Briefing: The problem with reinserting Bahrain GP this season
Another story to break today is the growing energy behind trying to run the postponed Bahrain Grand Prix on October 30, with India moving to the la...
Another story to break today is the growing energy behind trying to run the postponed Bahrain Grand Prix on October 30, with India moving to the last race of the season on December 4.
It's fair to say that the teams feel uneasy about this for several reasons. First the moral question, with the obvious difficulties of walking into a highly political situation and endorsing an event which is a creation of the ruling regime. Some are more troubled by this than others.
There is a security issue for the teams and drivers, but they would be likely to be well protected. However there are many hundreds of other F1 insiders who stay in very modest accommodation in the city's back streets and who would be far harder to protect.
The ruling regime would like to put the race on to show that they are back in control, but faced with a determined opposition, there surely would be a significant risk of that impression being undermined by protest and problems at a time when the world's attention would be on the country with F1 in residence. So it could be counterproductive.
Representatives of the Grand Prix were in Turkey last week, reassuring teams and personnel that the situation is under control, despite media coverage to the contrary.
Insurance is also a problem, which will need to be carefully considered as, for example, the UK Foreign Office is still advising against non-essential travel to the country.
The teams are also concerned with the idea of a race taking place in December. Most of them have been flat out since January building the 2011 cars, then testing them then racing them over an already record-length race season. To run to December, which would compress the winter, puts quite a strain on them and their families.

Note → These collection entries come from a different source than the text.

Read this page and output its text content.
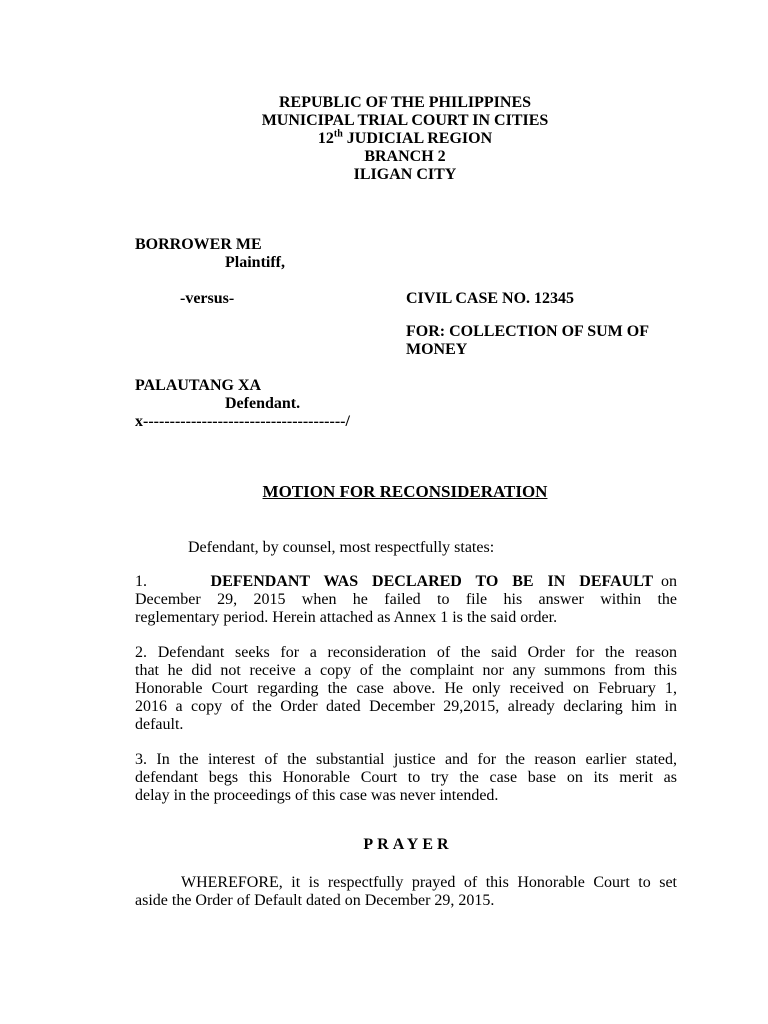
REPUBLIC OF THE PHILIPPINES
MUNICIPAL TRIAL COURT IN CITIES
12th JUDICIAL REGION
BRANCH 2
ILIGAN CITY
BORROWER ME
Plaintiff,
-versus-	CIVIL CASE NO. 12345
FOR: COLLECTION OF SUM OF
MONEY
PALAUTANG XA
Defendant.
x--------------------------------------/
MOTION FOR RECONSIDERATION
Defendant, by counsel, most respectfully states:
1.	DEFENDANT WAS DECLARED TO BE IN DEFAULT on
December 29, 2015 when he failed to file his answer within the
reglementary period. Herein attached as Annex 1 is the said order.
2. Defendant seeks for a reconsideration of the said Order for the reason
that he did not receive a copy of the complaint nor any summons from this
Honorable Court regarding the case above. He only received on February 1,
2016 a copy of the Order dated December 29,2015, already declaring him in
default.
3. In the interest of the substantial justice and for the reason earlier stated,
defendant begs this Honorable Court to try the case base on its merit as
delay in the proceedings of this case was never intended.
PRAYER
WHEREFORE, it is respectfully prayed of this Honorable Court to set
aside the Order of Default dated on December 29, 2015.
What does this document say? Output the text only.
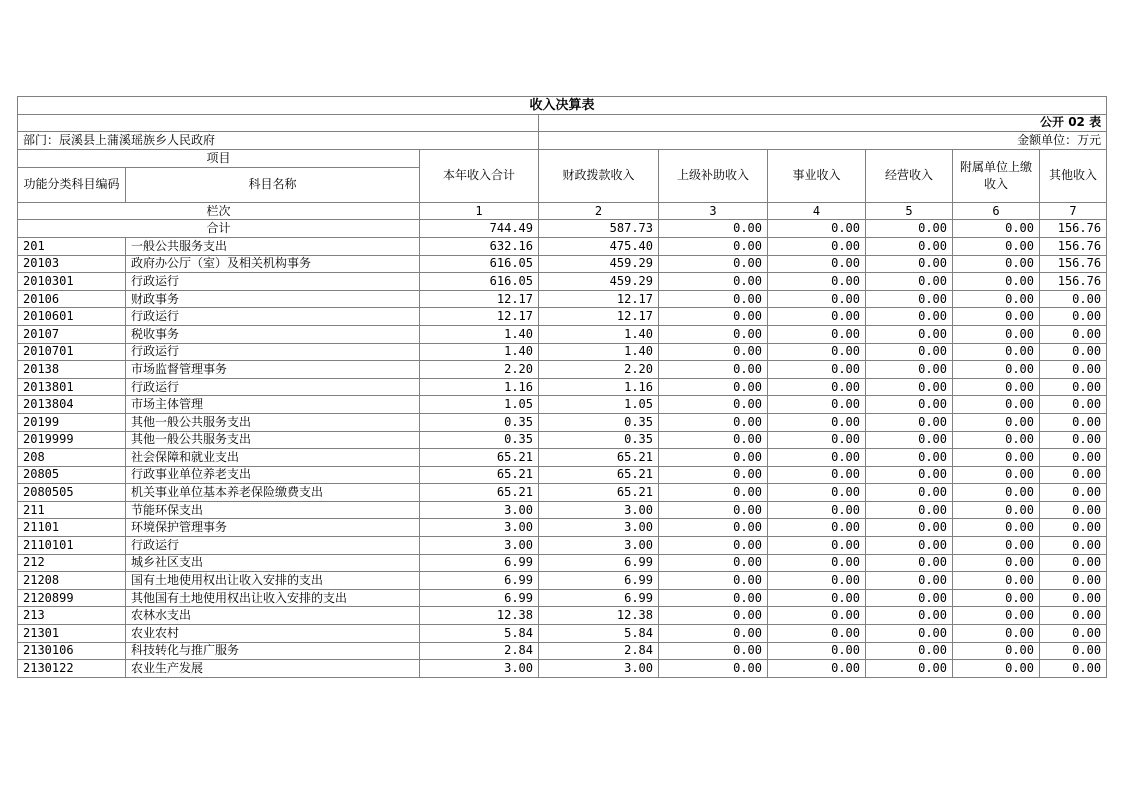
收入决算表								
			公开 02 表					
部门：辰溪县上蒲溪瑶族乡人民政府			金额单位：万元					
项目		本年收入合计	财政拨款收入	上级补助收入	事业收入	经营收入	附属单位上缴收入	其他收入
功能分类科目编码	科目名称							
栏次		1	2	3	4	5	6	7
合计		744.49	587.73	0.00	0.00	0.00	0.00	156.76
201	一般公共服务支出	632.16	475.40	0.00	0.00	0.00	0.00	156.76
20103	政府办公厅（室）及相关机构事务	616.05	459.29	0.00	0.00	0.00	0.00	156.76
2010301	行政运行	616.05	459.29	0.00	0.00	0.00	0.00	156.76
20106	财政事务	12.17	12.17	0.00	0.00	0.00	0.00	0.00
2010601	行政运行	12.17	12.17	0.00	0.00	0.00	0.00	0.00
20107	税收事务	1.40	1.40	0.00	0.00	0.00	0.00	0.00
2010701	行政运行	1.40	1.40	0.00	0.00	0.00	0.00	0.00
20138	市场监督管理事务	2.20	2.20	0.00	0.00	0.00	0.00	0.00
2013801	行政运行	1.16	1.16	0.00	0.00	0.00	0.00	0.00
2013804	市场主体管理	1.05	1.05	0.00	0.00	0.00	0.00	0.00
20199	其他一般公共服务支出	0.35	0.35	0.00	0.00	0.00	0.00	0.00
2019999	其他一般公共服务支出	0.35	0.35	0.00	0.00	0.00	0.00	0.00
208	社会保障和就业支出	65.21	65.21	0.00	0.00	0.00	0.00	0.00
20805	行政事业单位养老支出	65.21	65.21	0.00	0.00	0.00	0.00	0.00
2080505	机关事业单位基本养老保险缴费支出	65.21	65.21	0.00	0.00	0.00	0.00	0.00
211	节能环保支出	3.00	3.00	0.00	0.00	0.00	0.00	0.00
21101	环境保护管理事务	3.00	3.00	0.00	0.00	0.00	0.00	0.00
2110101	行政运行	3.00	3.00	0.00	0.00	0.00	0.00	0.00
212	城乡社区支出	6.99	6.99	0.00	0.00	0.00	0.00	0.00
21208	国有土地使用权出让收入安排的支出	6.99	6.99	0.00	0.00	0.00	0.00	0.00
2120899	其他国有土地使用权出让收入安排的支出	6.99	6.99	0.00	0.00	0.00	0.00	0.00
213	农林水支出	12.38	12.38	0.00	0.00	0.00	0.00	0.00
21301	农业农村	5.84	5.84	0.00	0.00	0.00	0.00	0.00
2130106	科技转化与推广服务	2.84	2.84	0.00	0.00	0.00	0.00	0.00
2130122	农业生产发展	3.00	3.00	0.00	0.00	0.00	0.00	0.00
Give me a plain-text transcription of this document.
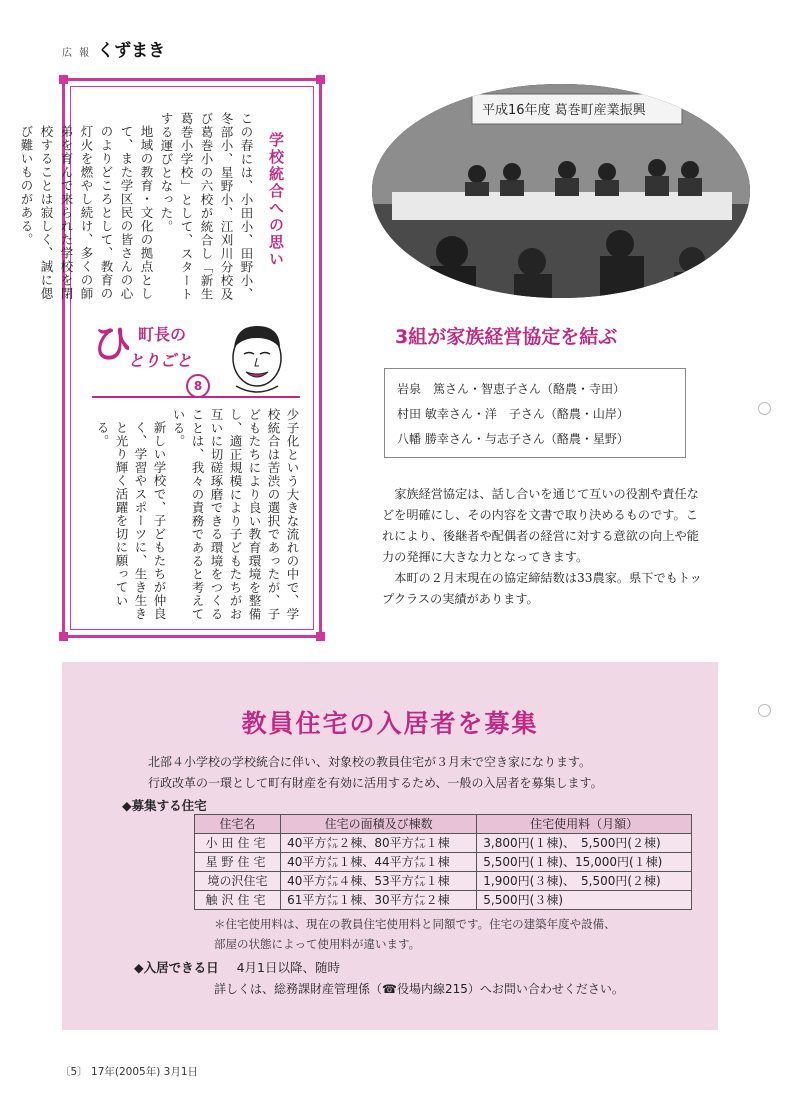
広 報 くずまき
学校統合への思い
この春には、小田小、田野小、冬部小、星野小、江刈川分校及び葛巻小の六校が統合し「新生葛巻小学校」として、スタートする運びとなった。
地域の教育・文化の拠点として、また学区民の皆さんの心のよりどころとして、教育の灯火を燃やし続け、多くの師弟を育んで来られた学校を閉校することは寂しく、誠に偲び難いものがある。
ひ 町長の
とりごと
8
少子化という大きな流れの中で、学校統合は苦渋の選択であったが、子どもたちにより良い教育環境を整備し、適正規模により子どもたちがお互いに切磋琢磨できる環境をつくることは、我々の責務であると考えている。
新しい学校で、子どもたちが仲良く、学習やスポーツに、生き生きと光り輝く活躍を切に願っている。
平成16年度 葛巻町産業振興
3組が家族経営協定を結ぶ
岩泉　篤さん・智恵子さん（酪農・寺田）
村田 敏幸さん・洋　子さん（酪農・山岸）
八幡 勝幸さん・与志子さん（酪農・星野）

家族経営協定は、話し合いを通じて互いの役割や責任などを明確にし、その内容を文書で取り決めるものです。これにより、後継者や配偶者の経営に対する意欲の向上や能力の発揮に大きな力となってきます。

本町の２月末現在の協定締結数は33農家。県下でもトップクラスの実績があります。

教員住宅の入居者を募集

北部４小学校の学校統合に伴い、対象校の教員住宅が３月末で空き家になります。

行政改革の一環として町有財産を有効に活用するため、一般の入居者を募集します。

◆募集する住宅
住宅名	住宅の面積及び棟数	住宅使用料（月額）
小田住宅	40平方㍍２棟、80平方㍍１棟	3,800円(１棟)、　5,500円(２棟)
星野住宅	40平方㍍１棟、44平方㍍１棟	5,500円(１棟)、15,000円(１棟)
境の沢住宅	40平方㍍４棟、53平方㍍１棟	1,900円(３棟)、　5,500円(２棟)
触沢住宅	61平方㍍１棟、30平方㍍２棟	5,500円(３棟)

＊住宅使用料は、現在の教員住宅使用料と同額です。住宅の建築年度や設備、

部屋の状態によって使用料が違います。

◆入居できる日 4月1日以降、随時
詳しくは、総務課財産管理係（☎役場内線215）へお問い合わせください。
〔5〕 17年(2005年) 3月1日
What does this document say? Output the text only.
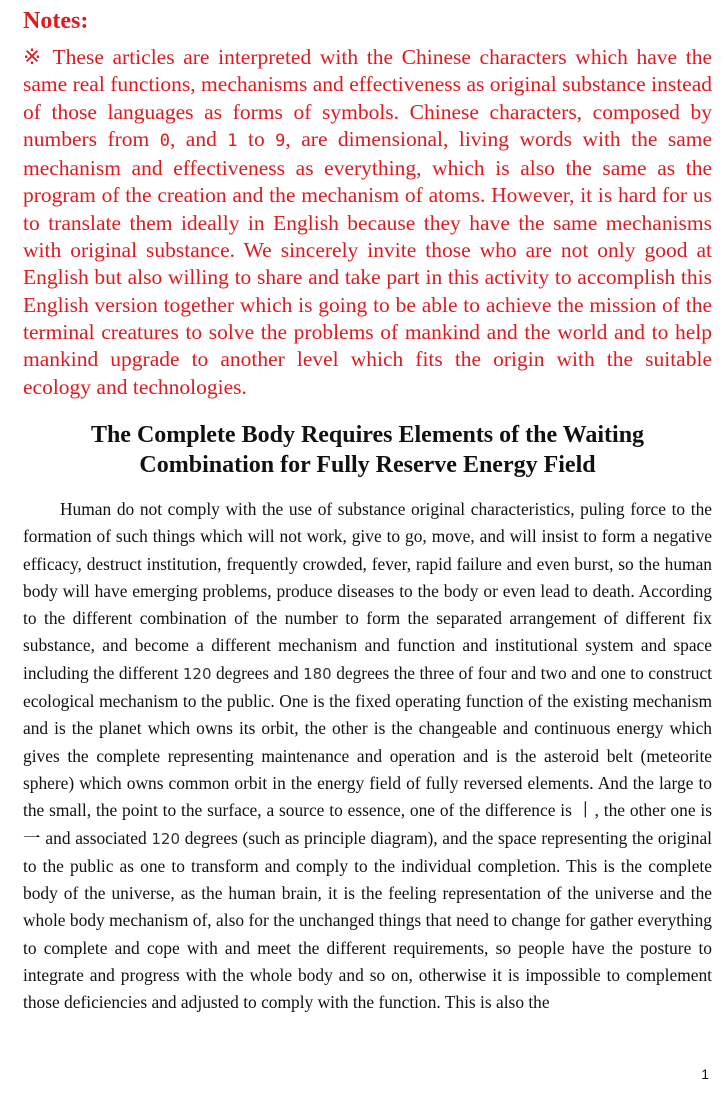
Notes:

※ These articles are interpreted with the Chinese characters which have the same real functions, mechanisms and effectiveness as original substance instead of those languages as forms of symbols. Chinese characters, composed by numbers from 0, and 1 to 9, are dimensional, living words with the same mechanism and effectiveness as everything, which is also the same as the program of the creation and the mechanism of atoms. However, it is hard for us to translate them ideally in English because they have the same mechanisms with original substance. We sincerely invite those who are not only good at English but also willing to share and take part in this activity to accomplish this English version together which is going to be able to achieve the mission of the terminal creatures to solve the problems of mankind and the world and to help mankind upgrade to another level which fits the origin with the suitable ecology and technologies.

The Complete Body Requires Elements of the Waiting
Combination for Fully Reserve Energy Field

Human do not comply with the use of substance original characteristics, puling force to the formation of such things which will not work, give to go, move, and will insist to form a negative efficacy, destruct institution, frequently crowded, fever, rapid failure and even burst, so the human body will have emerging problems, produce diseases to the body or even lead to death. According to the different combination of the number to form the separated arrangement of different fix substance, and become a different mechanism and function and institutional system and space including the different 120 degrees and 180 degrees the three of four and two and one to construct ecological mechanism to the public. One is the fixed operating function of the existing mechanism and is the planet which owns its orbit, the other is the changeable and continuous energy which gives the complete representing maintenance and operation and is the asteroid belt (meteorite sphere) which owns common orbit in the energy field of fully reversed elements. And the large to the small, the point to the surface, a source to essence, one of the difference is 丨, the other one is 一 and associated 120 degrees (such as principle diagram), and the space representing the original to the public as one to transform and comply to the individual completion. This is the complete body of the universe, as the human brain, it is the feeling representation of the universe and the whole body mechanism of, also for the unchanged things that need to change for gather everything to complete and cope with and meet the different requirements, so people have the posture to integrate and progress with the whole body and so on, otherwise it is impossible to complement those deficiencies and adjusted to comply with the function. This is also the

1
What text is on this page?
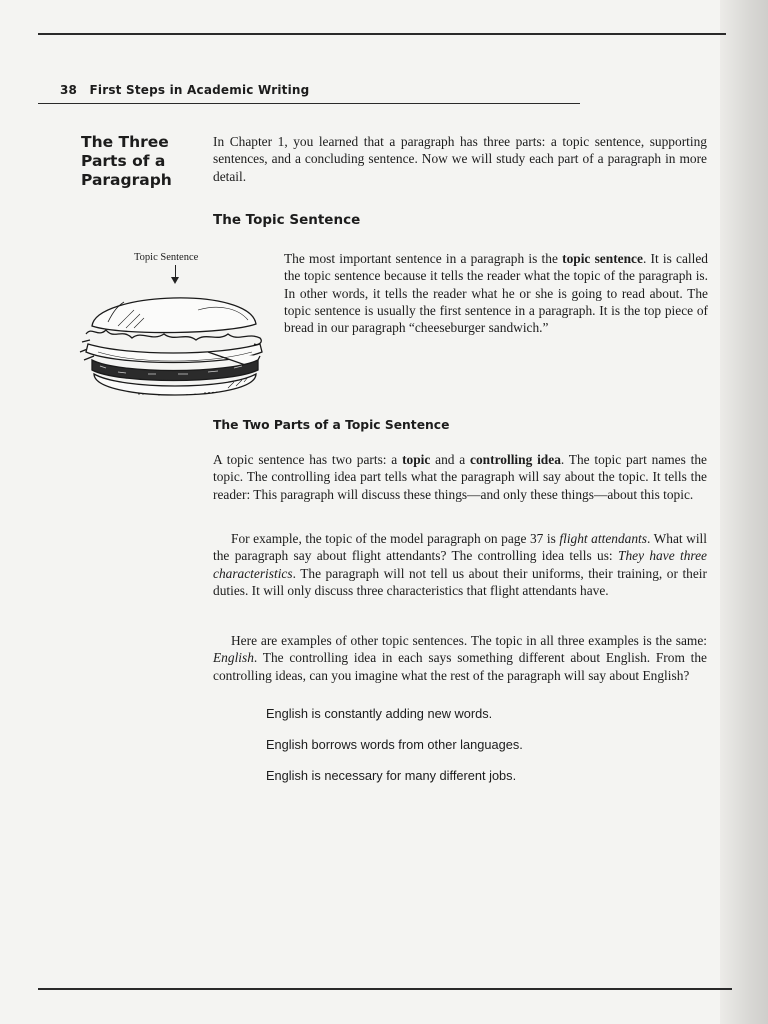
38 First Steps in Academic Writing
The Three
Parts of a
Paragraph

In Chapter 1, you learned that a paragraph has three parts: a topic sentence, supporting sentences, and a concluding sentence. Now we will study each part of a paragraph in more detail.

The Topic Sentence
Topic Sentence	The most important sentence in a paragraph is the topic sentence. It is called the topic sentence because it tells the reader what the topic of the paragraph is. In other words, it tells the reader what he or she is going to read about. The topic sentence is usually the first sentence in a paragraph. It is the top piece of bread in our paragraph “cheeseburger sandwich.”

The Two Parts of a Topic Sentence

A topic sentence has two parts: a topic and a controlling idea. The topic part names the topic. The controlling idea part tells what the paragraph will say about the topic. It tells the reader: This paragraph will discuss these things—and only these things—about this topic.

For example, the topic of the model paragraph on page 37 is flight attendants. What will the paragraph say about flight attendants? The controlling idea tells us: They have three characteristics. The paragraph will not tell us about their uniforms, their training, or their duties. It will only discuss three characteristics that flight attendants have.

Here are examples of other topic sentences. The topic in all three examples is the same: English. The controlling idea in each says something different about English. From the controlling ideas, can you imagine what the rest of the paragraph will say about English?

English is constantly adding new words.
English borrows words from other languages.
English is necessary for many different jobs.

The reason India would be pushed back is two fold: to give them a little more time to get the new circuit finished, (not that it's appearing to be a drama at the moment, like Korea was last year) and also to tie Bahrain to the Abu Dhabi race from a logistical and travel point of view. The Young Guns test would take place after the Abu Dhabi race.
Will it happen? There are people pushing for it, of course, and some are suggesting it's growing in likelihood. But getting the race a secure slot on the 2012 may be the real end game.
A decision by the FIA is due to be made by June 3rd.